Fyra personer som står framför vid ett bord framföra en tv skärm.
I studion Representanter från Levande Video, Sustainable Innovation och KTH Energiplattform CD och LBT.
Published Jun 26, 2020

Where can we find the most effective innovations in renewable energy? How can we quickly take the step from research to large-scale implementation? KTH’s Energy Platform brought together some 70 participants for a live webinar to strengthen dialogue and co-operation in the energy sector.

On June 16th, Energy Platform and Sustainable Innovation organised the webinar entitled “Energy Transition and the Way There”. During the session, research findings were presented and a panel discussion was held on the challenges related to the ongoing transition of energy systems.

Watch the whole seminar here.

The live broadcast was moderated by Willy Silberstein. The seminar attracted some 70 participants from academia, industry, and the public sector. Participants contributed online with their own input on the energy system’s key challenges.

Participants were welcomed by Lina Bertling Tjernberg, Energy Platform director, and deputy director Christophe Duwig. Both stressed the aim of Energy Platform’s work: to contribute to the development of technologies and approaches that make it possible to achieve the UN’s global climate goals.

Energy Platform focuses on research and development of everything from technology to behavioural transformation, and ongoing societal development.

Screens with participants.
Other speakers via Zoom and the 70 participants live broadcast via Youtube.

Key innovations in renewable energy

The knowledge-rich hour was kicked off by Frauke Urban, associate professor and director of the Department of Industrial Economics and Organization (INDEK). Urban referred to a study about the latest international innovations in wind, solar, and hydro power.

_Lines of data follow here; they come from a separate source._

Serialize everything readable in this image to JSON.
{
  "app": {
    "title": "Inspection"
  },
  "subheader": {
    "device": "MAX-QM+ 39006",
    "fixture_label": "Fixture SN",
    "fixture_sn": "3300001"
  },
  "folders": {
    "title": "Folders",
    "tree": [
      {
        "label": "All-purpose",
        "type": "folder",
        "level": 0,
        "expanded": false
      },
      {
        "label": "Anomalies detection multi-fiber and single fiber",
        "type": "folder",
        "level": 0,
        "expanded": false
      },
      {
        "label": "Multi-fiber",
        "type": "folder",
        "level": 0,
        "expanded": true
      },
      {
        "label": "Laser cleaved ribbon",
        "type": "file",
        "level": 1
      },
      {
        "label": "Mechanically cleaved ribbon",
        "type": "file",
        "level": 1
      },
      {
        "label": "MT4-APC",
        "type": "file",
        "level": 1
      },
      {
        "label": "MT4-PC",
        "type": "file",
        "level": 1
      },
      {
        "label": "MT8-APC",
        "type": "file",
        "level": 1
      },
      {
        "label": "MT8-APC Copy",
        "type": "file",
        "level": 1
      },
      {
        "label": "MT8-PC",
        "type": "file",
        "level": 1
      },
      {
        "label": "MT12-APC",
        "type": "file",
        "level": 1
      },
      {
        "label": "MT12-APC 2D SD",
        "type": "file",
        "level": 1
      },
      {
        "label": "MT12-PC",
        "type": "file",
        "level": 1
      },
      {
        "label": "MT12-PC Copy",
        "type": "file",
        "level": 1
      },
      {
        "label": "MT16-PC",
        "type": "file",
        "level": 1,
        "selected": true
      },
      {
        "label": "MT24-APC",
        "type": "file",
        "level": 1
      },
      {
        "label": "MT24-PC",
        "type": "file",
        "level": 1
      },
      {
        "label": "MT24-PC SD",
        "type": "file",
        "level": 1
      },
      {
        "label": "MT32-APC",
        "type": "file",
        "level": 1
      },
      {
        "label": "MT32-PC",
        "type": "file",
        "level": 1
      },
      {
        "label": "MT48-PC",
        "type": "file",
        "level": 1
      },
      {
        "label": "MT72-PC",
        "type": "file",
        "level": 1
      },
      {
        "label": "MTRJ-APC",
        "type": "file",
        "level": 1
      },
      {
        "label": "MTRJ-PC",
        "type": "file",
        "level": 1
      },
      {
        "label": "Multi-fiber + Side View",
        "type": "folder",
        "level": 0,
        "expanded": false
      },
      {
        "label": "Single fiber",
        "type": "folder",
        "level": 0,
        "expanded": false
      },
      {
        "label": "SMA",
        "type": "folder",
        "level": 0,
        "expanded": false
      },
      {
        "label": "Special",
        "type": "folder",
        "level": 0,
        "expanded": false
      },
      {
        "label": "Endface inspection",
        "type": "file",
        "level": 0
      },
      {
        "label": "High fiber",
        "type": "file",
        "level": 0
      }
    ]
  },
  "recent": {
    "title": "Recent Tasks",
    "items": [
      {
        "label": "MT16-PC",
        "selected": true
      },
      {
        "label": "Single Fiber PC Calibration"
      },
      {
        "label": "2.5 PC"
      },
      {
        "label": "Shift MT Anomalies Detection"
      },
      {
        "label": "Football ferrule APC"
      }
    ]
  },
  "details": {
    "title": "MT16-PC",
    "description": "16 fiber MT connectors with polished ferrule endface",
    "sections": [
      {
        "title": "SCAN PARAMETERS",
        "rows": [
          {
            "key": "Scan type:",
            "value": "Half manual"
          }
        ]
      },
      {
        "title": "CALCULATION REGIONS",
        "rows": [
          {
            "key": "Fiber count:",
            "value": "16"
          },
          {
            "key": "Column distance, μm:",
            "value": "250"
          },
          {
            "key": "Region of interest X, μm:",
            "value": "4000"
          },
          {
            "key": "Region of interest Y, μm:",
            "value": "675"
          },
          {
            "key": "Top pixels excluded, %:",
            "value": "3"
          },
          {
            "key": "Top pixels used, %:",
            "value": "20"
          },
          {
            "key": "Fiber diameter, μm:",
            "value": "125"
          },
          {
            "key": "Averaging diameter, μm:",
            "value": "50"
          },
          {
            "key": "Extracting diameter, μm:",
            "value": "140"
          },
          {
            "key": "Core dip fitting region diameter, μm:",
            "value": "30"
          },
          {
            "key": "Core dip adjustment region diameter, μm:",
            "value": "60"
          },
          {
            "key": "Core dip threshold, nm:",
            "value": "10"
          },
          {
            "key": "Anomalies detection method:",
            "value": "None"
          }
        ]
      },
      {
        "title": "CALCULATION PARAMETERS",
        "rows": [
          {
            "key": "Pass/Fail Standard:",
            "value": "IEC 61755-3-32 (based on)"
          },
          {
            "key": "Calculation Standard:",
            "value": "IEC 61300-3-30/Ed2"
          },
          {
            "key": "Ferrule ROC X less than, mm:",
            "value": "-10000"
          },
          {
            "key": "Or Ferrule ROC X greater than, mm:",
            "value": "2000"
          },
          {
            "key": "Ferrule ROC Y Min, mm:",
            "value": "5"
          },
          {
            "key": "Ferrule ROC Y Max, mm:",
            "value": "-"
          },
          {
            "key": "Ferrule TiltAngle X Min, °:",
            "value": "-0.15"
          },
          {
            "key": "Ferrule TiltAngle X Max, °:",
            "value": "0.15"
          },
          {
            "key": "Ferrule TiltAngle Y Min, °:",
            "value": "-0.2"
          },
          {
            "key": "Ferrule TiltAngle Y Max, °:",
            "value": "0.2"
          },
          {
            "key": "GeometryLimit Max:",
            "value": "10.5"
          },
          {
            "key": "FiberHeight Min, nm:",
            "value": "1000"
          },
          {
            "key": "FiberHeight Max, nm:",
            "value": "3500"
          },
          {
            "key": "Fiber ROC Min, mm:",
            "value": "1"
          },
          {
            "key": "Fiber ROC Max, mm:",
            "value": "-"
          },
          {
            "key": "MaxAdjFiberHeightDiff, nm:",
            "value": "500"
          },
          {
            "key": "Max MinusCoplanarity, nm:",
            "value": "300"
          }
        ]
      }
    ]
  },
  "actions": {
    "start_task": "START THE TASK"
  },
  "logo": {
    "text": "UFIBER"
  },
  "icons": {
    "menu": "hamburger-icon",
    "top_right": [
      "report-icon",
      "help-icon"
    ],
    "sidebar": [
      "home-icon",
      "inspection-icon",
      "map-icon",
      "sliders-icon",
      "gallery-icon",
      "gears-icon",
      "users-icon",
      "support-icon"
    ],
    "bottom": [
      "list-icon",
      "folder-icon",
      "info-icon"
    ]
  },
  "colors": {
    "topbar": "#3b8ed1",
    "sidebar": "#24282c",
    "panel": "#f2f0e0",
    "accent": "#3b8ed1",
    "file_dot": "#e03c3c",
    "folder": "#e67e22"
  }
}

The study showed how the most significant technological advances in wind energy had been made in the EU, especially in countries such as Denmark and Germany, and the US and China. European companies hold the most patent registrations related to wind energy.

Technological developments point to increasingly large wind turbines, with growing numbers of wind farms being located at sea. Capacity is increasing as the size of wind farms grows. There are currently facilities under development capable of generating 13-15MW.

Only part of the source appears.